Supplementary Material
Acknowledgments
The work was supported by a research grant from the US National Science Foundation (NSF, CBET-1510674) and by a Graduate School Doctoral Dissertation Fellowship at the University of Minnesota (to C.J.L.). High-performance computing resources were provided by Minnesota Supercomputing Institute. The authors also thank Orion Rainwater for his assistance with sample preparation.
Biographies
Tianqi Li received her BS degree in electrical engineering from the University of Science and Technology of China in 2015. She is a PhD candidate in biomedical engineering at the University of Minnesota. Her research interests are optical imaging techniques development and structural and functional applications related to neurodegenerative diseases.

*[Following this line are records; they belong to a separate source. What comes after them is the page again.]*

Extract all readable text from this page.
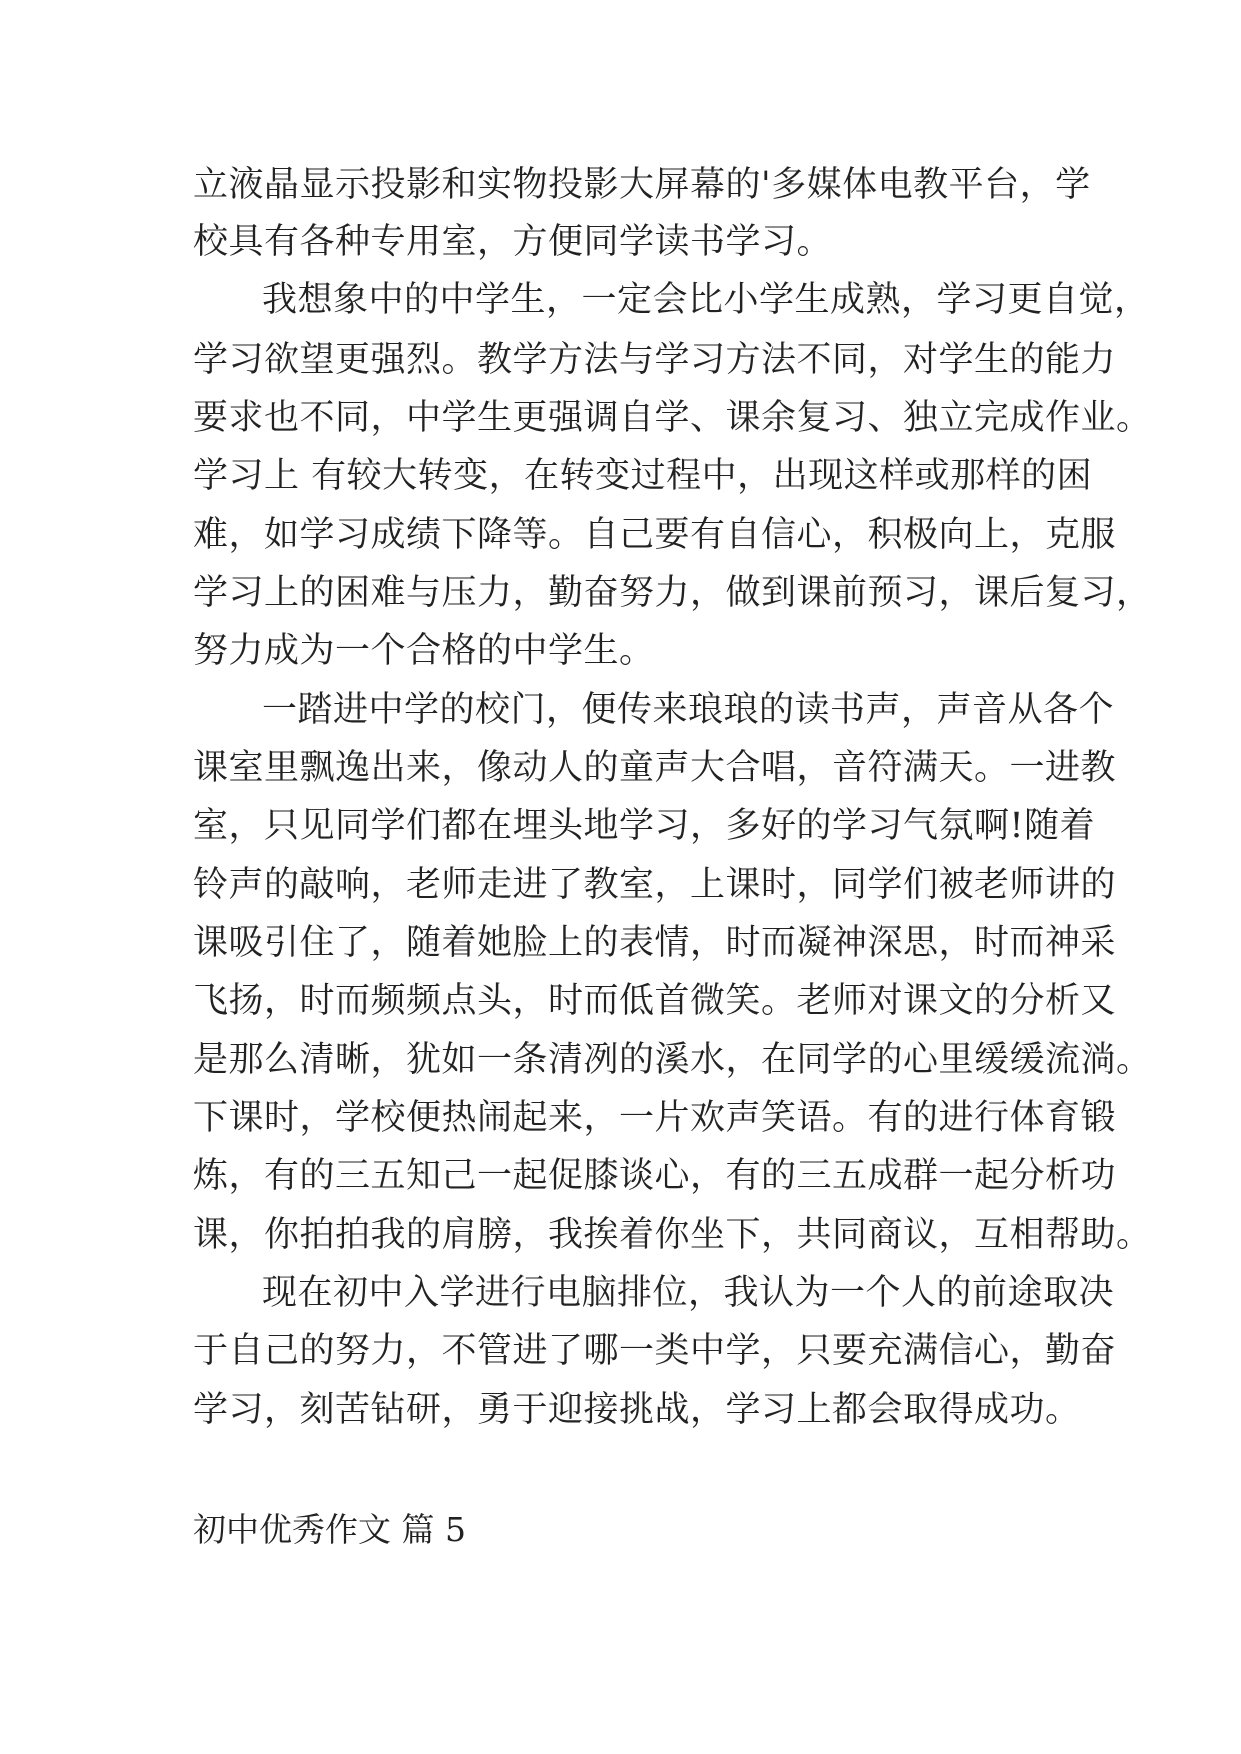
立液晶显示投影和实物投影大屏幕的'多媒体电教平台，学
校具有各种专用室，方便同学读书学习。
我想象中的中学生，一定会比小学生成熟，学习更自觉，
学习欲望更强烈。教学方法与学习方法不同，对学生的能力
要求也不同，中学生更强调自学、课余复习、独立完成作业。
学习上 有较大转变，在转变过程中，出现这样或那样的困
难，如学习成绩下降等。自己要有自信心，积极向上，克服
学习上的困难与压力，勤奋努力，做到课前预习，课后复习，
努力成为一个合格的中学生。
一踏进中学的校门，便传来琅琅的读书声，声音从各个
课室里飘逸出来，像动人的童声大合唱，音符满天。一进教
室，只见同学们都在埋头地学习，多好的学习气氛啊!随着
铃声的敲响，老师走进了教室，上课时，同学们被老师讲的
课吸引住了，随着她脸上的表情，时而凝神深思，时而神采
飞扬，时而频频点头，时而低首微笑。老师对课文的分析又
是那么清晰，犹如一条清冽的溪水，在同学的心里缓缓流淌。
下课时，学校便热闹起来，一片欢声笑语。有的进行体育锻
炼，有的三五知己一起促膝谈心，有的三五成群一起分析功
课，你拍拍我的肩膀，我挨着你坐下，共同商议，互相帮助。
现在初中入学进行电脑排位，我认为一个人的前途取决
于自己的努力，不管进了哪一类中学，只要充满信心，勤奋
学习，刻苦钻研，勇于迎接挑战，学习上都会取得成功。
初中优秀作文 篇 5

Chao J. Liu received his BS degree in optoelectronics engineering from the Huazhong University of Science and Technology, China, and his PhD from the University of Minnesota. He is now a postdoctoral associate at the Centre for Magnetic Resonance Research at the University of Minnesota. He is currently interested in understanding neurovascular coupling in mammalian brains with three-photon microscopy and functional MRI.
Taner Akkin received his BSc and MSc degrees in electrical and electronics engineering from Çukurova University, Turkey, in 1995 and 1997, and his PhD from the University of Texas at Austin in 2003. After postdoctoral studies at Harvard Medical School/Wellman Center for Photomedicine, Massachusetts General Hospital, he joined the Department of Biomedical Engineering at the University of Minnesota, in 2005, where he is an associate professor. He develops optical imaging systems to study neural structure and function.
Disclosures
The authors have no relevant financial interests in this article and no potential conflicts of interest to disclose.